On June 21, 2016, Investcorp, a Bahrain-based manager of alternative investment products, announced an agreement with the Corneliani family to acquire a majority stake in their luxury Italian menswear company for an enterprise value of approximately $100 million. The Mantua-based company recorded revenues of €120 million ($147 million) in 2015. Chairman and CEO Carlalberto Corneliani, 84, will cash out alongside his two sons, while his nephews Cristiano and Corrado will retain a minority stake.
The history of Corneliani dates back to the 1930s when Alfredo Corneliani set up a shop making raincoats and jackets. Due to the start of World War II, the business was put on hold. In 1958, Alfredo’s sons Claudio and Carlalberto set up Corneliani SpA. It is now one of the oldest independent luxury brands in Italy.
Corneliani develops most of its own fabrics from the initial selection of fibers, design and color, to the final approval of ideas from among hundreds of samples. Corneliani held the Polo Ralph Lauren license for North America for a number of years beginning in 1998.

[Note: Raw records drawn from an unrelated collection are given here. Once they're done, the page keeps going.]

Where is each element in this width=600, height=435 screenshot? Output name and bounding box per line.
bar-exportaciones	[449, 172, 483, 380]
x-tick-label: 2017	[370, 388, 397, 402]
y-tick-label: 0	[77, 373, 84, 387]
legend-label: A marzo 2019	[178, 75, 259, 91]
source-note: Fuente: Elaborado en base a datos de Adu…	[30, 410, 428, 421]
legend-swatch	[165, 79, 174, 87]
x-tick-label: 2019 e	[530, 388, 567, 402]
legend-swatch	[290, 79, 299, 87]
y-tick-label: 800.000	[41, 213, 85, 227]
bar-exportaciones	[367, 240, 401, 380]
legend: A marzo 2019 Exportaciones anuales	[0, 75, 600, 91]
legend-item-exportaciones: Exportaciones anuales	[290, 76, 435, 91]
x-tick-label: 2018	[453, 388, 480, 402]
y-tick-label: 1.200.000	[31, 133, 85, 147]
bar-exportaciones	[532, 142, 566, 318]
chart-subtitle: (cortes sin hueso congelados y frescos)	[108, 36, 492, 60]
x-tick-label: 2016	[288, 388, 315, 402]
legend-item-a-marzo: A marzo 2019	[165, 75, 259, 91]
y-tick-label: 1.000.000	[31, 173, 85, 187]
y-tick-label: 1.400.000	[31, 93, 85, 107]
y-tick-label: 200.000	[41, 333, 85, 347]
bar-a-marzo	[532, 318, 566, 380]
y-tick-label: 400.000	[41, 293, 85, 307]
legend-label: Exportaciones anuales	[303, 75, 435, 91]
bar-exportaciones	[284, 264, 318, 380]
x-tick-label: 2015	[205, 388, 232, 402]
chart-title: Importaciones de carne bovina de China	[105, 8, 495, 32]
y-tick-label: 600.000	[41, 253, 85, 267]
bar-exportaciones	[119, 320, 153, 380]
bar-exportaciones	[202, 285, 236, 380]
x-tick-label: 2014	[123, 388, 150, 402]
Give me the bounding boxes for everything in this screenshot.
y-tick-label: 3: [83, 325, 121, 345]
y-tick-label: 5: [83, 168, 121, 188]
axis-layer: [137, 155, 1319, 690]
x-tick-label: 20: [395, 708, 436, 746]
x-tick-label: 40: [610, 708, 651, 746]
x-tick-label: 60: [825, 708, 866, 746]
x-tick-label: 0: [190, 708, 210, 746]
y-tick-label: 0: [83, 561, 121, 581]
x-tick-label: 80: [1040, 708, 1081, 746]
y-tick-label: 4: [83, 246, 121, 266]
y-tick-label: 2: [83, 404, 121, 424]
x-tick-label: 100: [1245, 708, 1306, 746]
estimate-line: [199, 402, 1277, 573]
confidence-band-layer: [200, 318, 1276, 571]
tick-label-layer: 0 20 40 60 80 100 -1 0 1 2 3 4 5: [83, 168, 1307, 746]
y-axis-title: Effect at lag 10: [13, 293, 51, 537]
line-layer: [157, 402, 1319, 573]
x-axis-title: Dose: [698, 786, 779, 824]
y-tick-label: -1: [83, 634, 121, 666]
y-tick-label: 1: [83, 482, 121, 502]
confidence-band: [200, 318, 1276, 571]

Corneliani employs about 1,100 people. Corneliani products are sold in 68 countries through 10 company-operated stores, more than 75 franchise stores, 50 store-in-stores, and some 850 wholesale stores. Investcorp aims to raise Corneliani’s sales to more than $200 million over the next five to six years.
Founded in 1982, Investcorp gained its reputation through investments in the luxury industry. In 1984, it acquired the famous American jewelry and specialty retailer Tiffany & Co. and took the company public in 1987. Other investments included Gucci (1989–1996) and Saks Fifth Avenue (1990–1996).